Chaperone-mediated autophagy (CMA) is a lysosomal pathway for selective removal of damaged cytosolic proteins (reviewed in [27
]). CMA effects direct transmembrane import of cytosolic proteins into the endolysosomal system. The LAMP-2 isoform LAMP-2A functions as a receptor for cytosolic proteins and also as essential component of the CMA translocation complex [28
]. Cytosolic substrate proteins bind to monomers of LAMP-2A, which then multimerizes to form the complex required for substrate transmembrane import. Membrane-associated molecules of hsc70 actively disassemble LAMP-2A into monomers to initiate a new cycle of binding and translocation [28
]. Expression of LAMP-2A normally declines in the liver of mice as they age. Genetic engineering for overexpression of LAMP-2A in the liver not only restored CMA, but also (macro)autophagy and proteasomal pathways to the levels observed in young animals. As a result, the age-related decline of liver function was significantly reduced [29
The five human members of the LAMP protein family are characterized by a conserved 'LAMP domain' directly adjacent to the single transmembrane helix (Figure ). LAMP-1 and 2 are ubiquitous proteins, whereas DC-LAMP (LAMP-3) [30
], BAD-LAMP (UNC-46, C20orf103) [31
] and macrosialin (CD68) [32
] are only expressed in specific cell types.

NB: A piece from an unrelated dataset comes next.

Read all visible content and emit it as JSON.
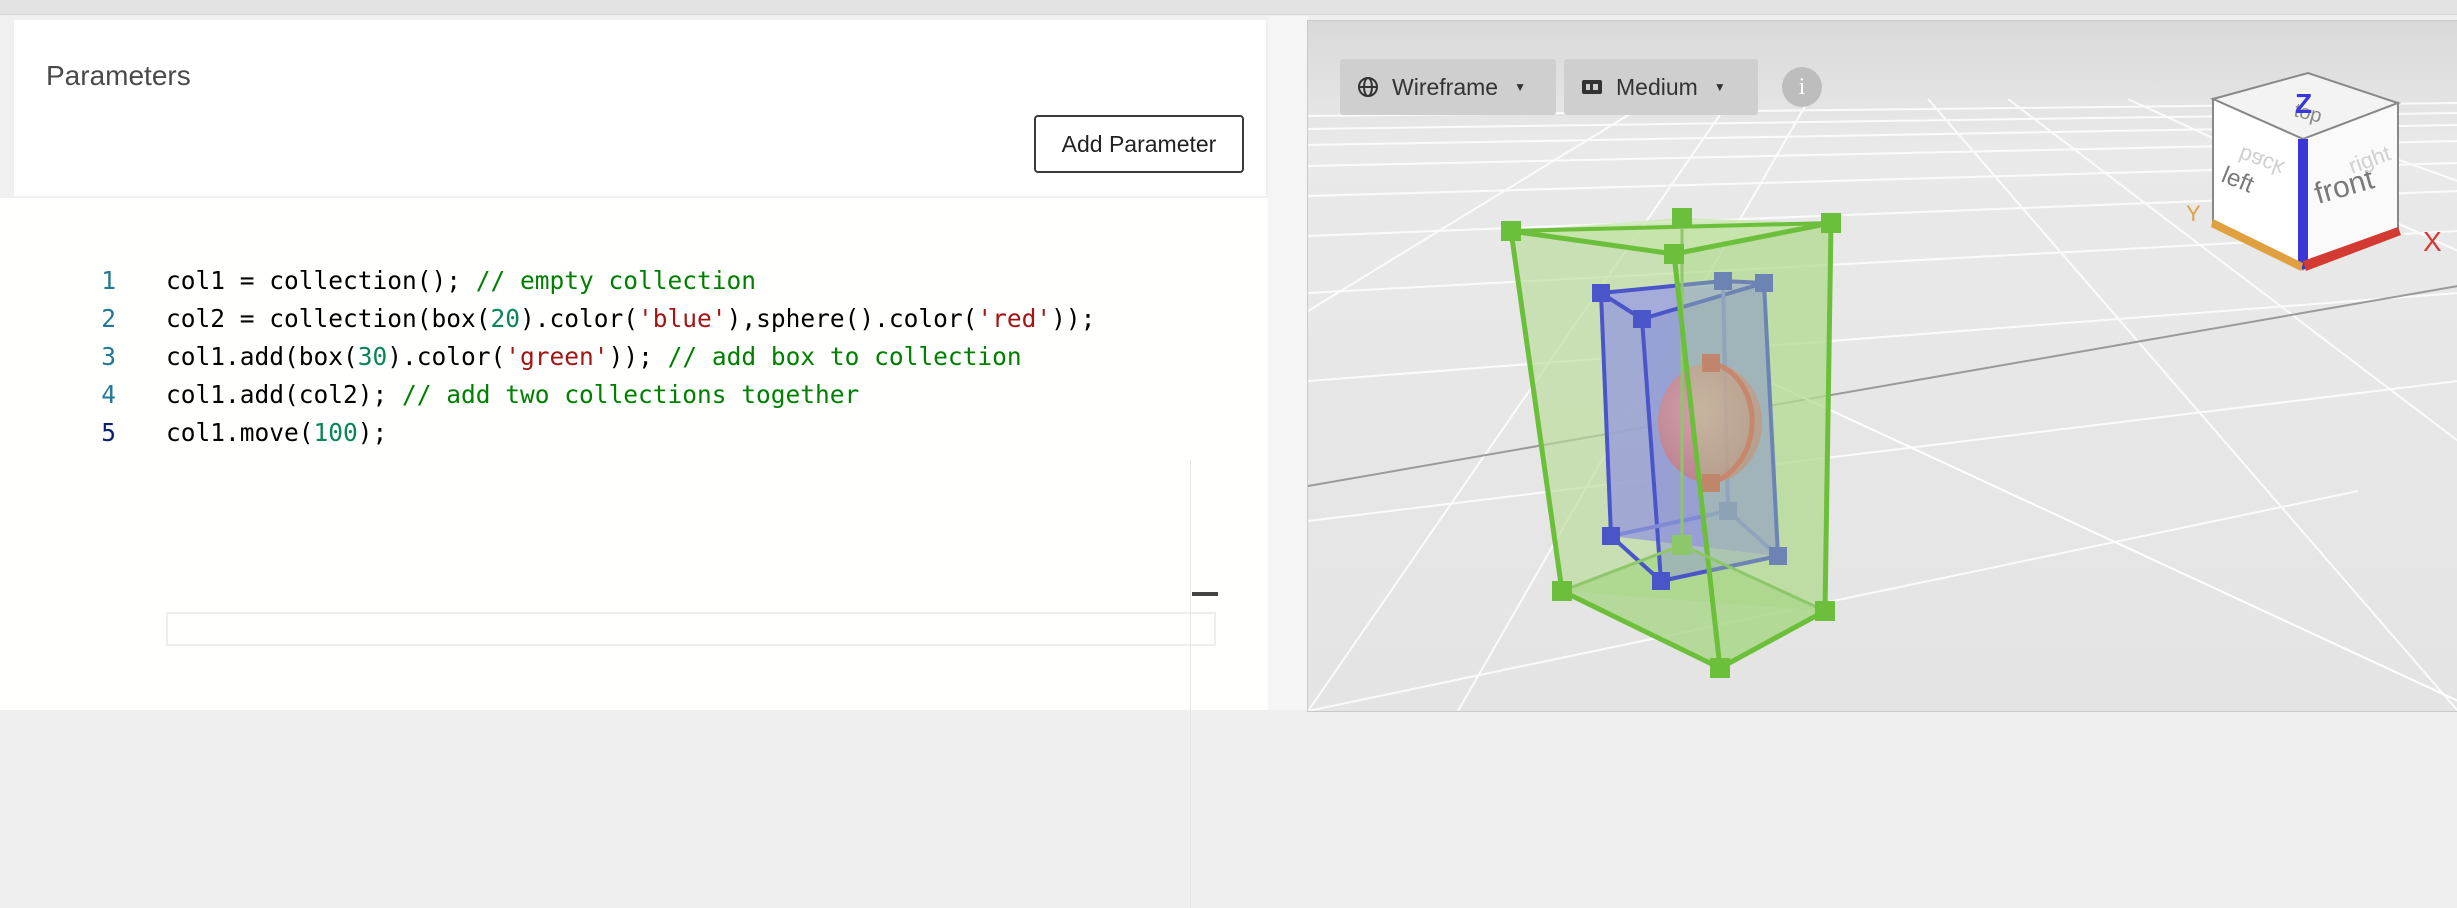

Dendritic cells (DCs) are professional antigen-presenting cells with the task of activating immune responses. DC-LAMP levels increase progressively during the differentiation of human DCs from hematopoietic bone marrow progenitor cells. DCs search for pathogens in tissues in contact with the external environment. They phagocytose pathogens, become activated and migrate to lymph nodes where they present pathogen-specific antigens on their cell surface using MHC class II molecules. DC-LAMP levels rises steeply upon activation of human DCs [30
]. The protein co-localizes with MHC class II molecules in an intracellular compartment. DC-LAMP is a highly specific marker for mature DCs in humans and other mammals including cattle and pigs, but it is not expressed in DCs of mice [33
Mammals, including mice, have a second cell type with high DC-LAMP expression: type II pneumocytes [34
]. These cells secrete the lung's surfactant and, like DCs, can present antigens of pathogens on MHC class II molecules [35
]. DC-LAMP co-localizes with MHC class II molecules on the limiting membrane of surfactant protein-containing organelles [34
]. In chicken, DC-LAMP expression is upregulated upon DC activation [37
]. In contrast to mammals, DC-LAMP was found in nearly all chicken tissues tested.
The structural basis of the various and seemingly unrelated functions of the lysosome associated membrane proteins is currently unclear. No information about the three-dimensional structures of any of the highly glycosylated proteins that form the inner lysosomal membrane coat were available before this study and the structural basis for the electron microscopical appearance of the coat has remained unclear. Previously, we established a novel expression system for glycosylated proteins. With this system, stable cell lines for a number of LAMP domains were established and crystals of the membrane-proximal domain of human DC-LAMP (LAMP-3) were obtained [38
]. Here we report the structure solved with these crystals. Unexpected structural features and possible sites of molecular interactions were uncovered. In silico
models of LAMP-1 and LAMP-2 were generated that allowed us to draw conclusions on the structure of the lysosomal membrane coat.